Once the treatment is over, you can gradually resume exercise and activity with your dog. If your dog is young and/or has a light infection load, his chances for a full recovery are good. Dogs with advanced heartworm cases may require surgery to clear the heart out or repair damage.
The best and easiest way to deal with heartworm is to prevent it in the first place. A dog which tests negative should be put on a preventative medication. It has been found that heartworm preventatives are 99% effective. In fact, the missing 1% actually results from dog owners missing a dose or giving the medication irregularly. If you stick to a dosage schedule and give your dog a correct dose, chances are nearly 100% he will not become infected.

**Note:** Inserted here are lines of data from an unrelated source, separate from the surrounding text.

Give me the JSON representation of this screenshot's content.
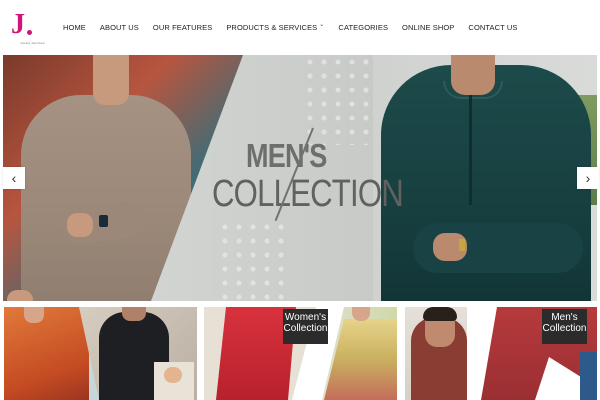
{
  "logo": {
    "letter": "J",
    "sub": "Junaid Jamshed"
  },
  "nav": {
    "items": [
      {
        "label": "HOME",
        "has_dropdown": false
      },
      {
        "label": "ABOUT US",
        "has_dropdown": false
      },
      {
        "label": "OUR FEATURES",
        "has_dropdown": false
      },
      {
        "label": "PRODUCTS & SERVICES",
        "has_dropdown": true
      },
      {
        "label": "CATEGORIES",
        "has_dropdown": false
      },
      {
        "label": "ONLINE SHOP",
        "has_dropdown": false
      },
      {
        "label": "CONTACT US",
        "has_dropdown": false
      }
    ]
  },
  "hero": {
    "title_line1": "MEN'S",
    "title_line2": "COLLECTION",
    "prev_icon": "chevron-left-icon",
    "next_icon": "chevron-right-icon",
    "prev_glyph": "‹",
    "next_glyph": "›"
  },
  "tiles": [
    {
      "label_line1": "",
      "label_line2": ""
    },
    {
      "label_line1": "Women's",
      "label_line2": "Collection"
    },
    {
      "label_line1": "Men's",
      "label_line2": "Collection"
    }
  ],
  "colors": {
    "brand": "#d1147a",
    "label_bg": "#2b2b2b"
  }
}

One popular preventative on the market is called Heartgard (ivermectin/pyrantel). This is given to your dog once a month. It resembles a kind of meaty dog treat, and most dogs eat it without hesitation. In addition to preventing heartworm, it treats hookworm and ascarid, so its a good medication to have your dogs on. It may save their lives. If your dog does test positive for heartworm and is treated, he will have to be on heartworm medication for the rest of his life. But start now, and get your dog on preventative before he has a chance of becoming infected.